The vocal sympathy of Saul, with his exaggerated cries of
Oh no, of course you couldn’t
, created an immediate empathy. Saul fussed and bothered and found remedies from the hypo chondriac’s arsenal in his bag: tiger balm, lavender and paracetamol, praising Jones meantime for his hardiness. It was rather well done, Di thought. Otherwise Saul, who managed a degree of elegance even when exhausted, would have been anathema to burly, homophobic Jones, even allowing for Jones’s innate appreciation of style.

All Di required of her allies at this point was not loyalty or affection, but the ability to keep watch – and if they wanted to stay, which they did, because none of them had anywhere else to go for now, they had to come clean about who they were, if only so they understood one another. Di craved the sea and the sky and the keyboard, but she was in charge.

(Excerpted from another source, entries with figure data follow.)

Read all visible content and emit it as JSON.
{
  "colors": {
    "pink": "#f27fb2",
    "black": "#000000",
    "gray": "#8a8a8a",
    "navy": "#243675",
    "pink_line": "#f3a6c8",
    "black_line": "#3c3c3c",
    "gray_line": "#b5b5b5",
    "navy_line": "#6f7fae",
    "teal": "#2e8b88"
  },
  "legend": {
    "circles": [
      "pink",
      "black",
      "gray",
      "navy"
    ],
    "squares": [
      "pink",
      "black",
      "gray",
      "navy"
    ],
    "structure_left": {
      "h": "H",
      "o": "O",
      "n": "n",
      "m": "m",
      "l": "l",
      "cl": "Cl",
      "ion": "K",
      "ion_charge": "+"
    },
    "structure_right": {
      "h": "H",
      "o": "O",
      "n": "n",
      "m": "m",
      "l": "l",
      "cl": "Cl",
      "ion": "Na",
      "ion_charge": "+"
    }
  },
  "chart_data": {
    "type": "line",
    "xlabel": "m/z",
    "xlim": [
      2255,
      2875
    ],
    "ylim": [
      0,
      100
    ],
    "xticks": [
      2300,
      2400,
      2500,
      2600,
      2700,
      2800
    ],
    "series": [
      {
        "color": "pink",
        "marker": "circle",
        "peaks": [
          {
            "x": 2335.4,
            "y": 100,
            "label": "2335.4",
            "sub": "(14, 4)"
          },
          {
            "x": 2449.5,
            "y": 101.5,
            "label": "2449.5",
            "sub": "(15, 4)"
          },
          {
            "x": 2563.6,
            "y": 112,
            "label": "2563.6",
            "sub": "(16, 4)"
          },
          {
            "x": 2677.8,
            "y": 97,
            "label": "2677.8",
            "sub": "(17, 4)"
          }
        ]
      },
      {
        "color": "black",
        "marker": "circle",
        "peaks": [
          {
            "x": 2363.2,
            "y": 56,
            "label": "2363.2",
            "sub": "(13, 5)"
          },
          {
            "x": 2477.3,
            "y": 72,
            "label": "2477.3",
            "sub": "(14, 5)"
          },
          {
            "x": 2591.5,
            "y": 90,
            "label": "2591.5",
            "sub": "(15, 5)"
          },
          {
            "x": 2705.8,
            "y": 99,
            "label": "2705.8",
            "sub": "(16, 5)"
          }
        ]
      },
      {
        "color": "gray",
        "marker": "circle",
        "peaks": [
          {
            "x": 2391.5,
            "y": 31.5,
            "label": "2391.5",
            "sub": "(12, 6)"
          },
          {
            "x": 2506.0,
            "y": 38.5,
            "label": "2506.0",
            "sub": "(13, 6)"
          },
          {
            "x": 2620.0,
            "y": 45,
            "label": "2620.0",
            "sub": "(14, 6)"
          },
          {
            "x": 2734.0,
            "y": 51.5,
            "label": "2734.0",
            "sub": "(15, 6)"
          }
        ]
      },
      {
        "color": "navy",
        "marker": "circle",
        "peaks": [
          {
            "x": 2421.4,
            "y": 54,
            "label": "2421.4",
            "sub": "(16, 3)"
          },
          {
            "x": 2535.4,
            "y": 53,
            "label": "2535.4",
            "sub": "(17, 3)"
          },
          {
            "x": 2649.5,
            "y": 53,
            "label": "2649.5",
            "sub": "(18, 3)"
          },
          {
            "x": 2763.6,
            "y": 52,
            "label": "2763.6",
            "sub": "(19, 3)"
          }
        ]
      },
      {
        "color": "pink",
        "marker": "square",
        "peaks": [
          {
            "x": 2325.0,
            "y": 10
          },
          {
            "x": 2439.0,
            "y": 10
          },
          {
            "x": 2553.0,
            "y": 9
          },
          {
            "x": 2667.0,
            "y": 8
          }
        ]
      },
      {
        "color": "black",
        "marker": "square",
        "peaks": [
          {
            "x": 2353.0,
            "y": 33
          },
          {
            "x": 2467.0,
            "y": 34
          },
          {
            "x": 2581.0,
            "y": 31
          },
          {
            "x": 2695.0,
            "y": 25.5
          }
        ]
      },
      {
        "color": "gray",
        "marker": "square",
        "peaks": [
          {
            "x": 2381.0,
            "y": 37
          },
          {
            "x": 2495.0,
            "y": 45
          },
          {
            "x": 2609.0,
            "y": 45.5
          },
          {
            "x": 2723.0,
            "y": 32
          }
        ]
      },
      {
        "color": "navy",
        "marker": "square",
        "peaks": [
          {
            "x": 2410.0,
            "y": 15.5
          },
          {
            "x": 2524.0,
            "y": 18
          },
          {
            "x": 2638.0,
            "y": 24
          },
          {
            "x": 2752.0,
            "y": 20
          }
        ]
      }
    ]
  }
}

‘I want each of you say why you’re here and why you aren’t in a hurry to move,’ Di said.

She pointed at Peg. Peg was at the end of the line, shrugged, pulled her hair over her forehead, sat up straight and spoke fast.

‘I’m Peg, eighteen, born in Borough, not that that’ll mean anything to you. Tried everything, shoplifter, shop worker, tried everything I’m not good at, like stealing and being a tart. I was running away, anywhere, picked up the wrong ticket, got on a train and ended up on a fucking pier. I’m good at cleaning, love it and you’ve got a lotta house and I owe you fifty quid. And I like him.’ She pointed at Jones.

‘Fuck’s sake,’ said Jones. ‘Why me?’

‘’Cos you were nice to me. Same for her,’ pointing at Di. ‘Goes a long way, that does.’

‘You kept me warm,’ Jones said.

‘Always the best thing,’ Peg quipped. ‘Don’t like being cold.’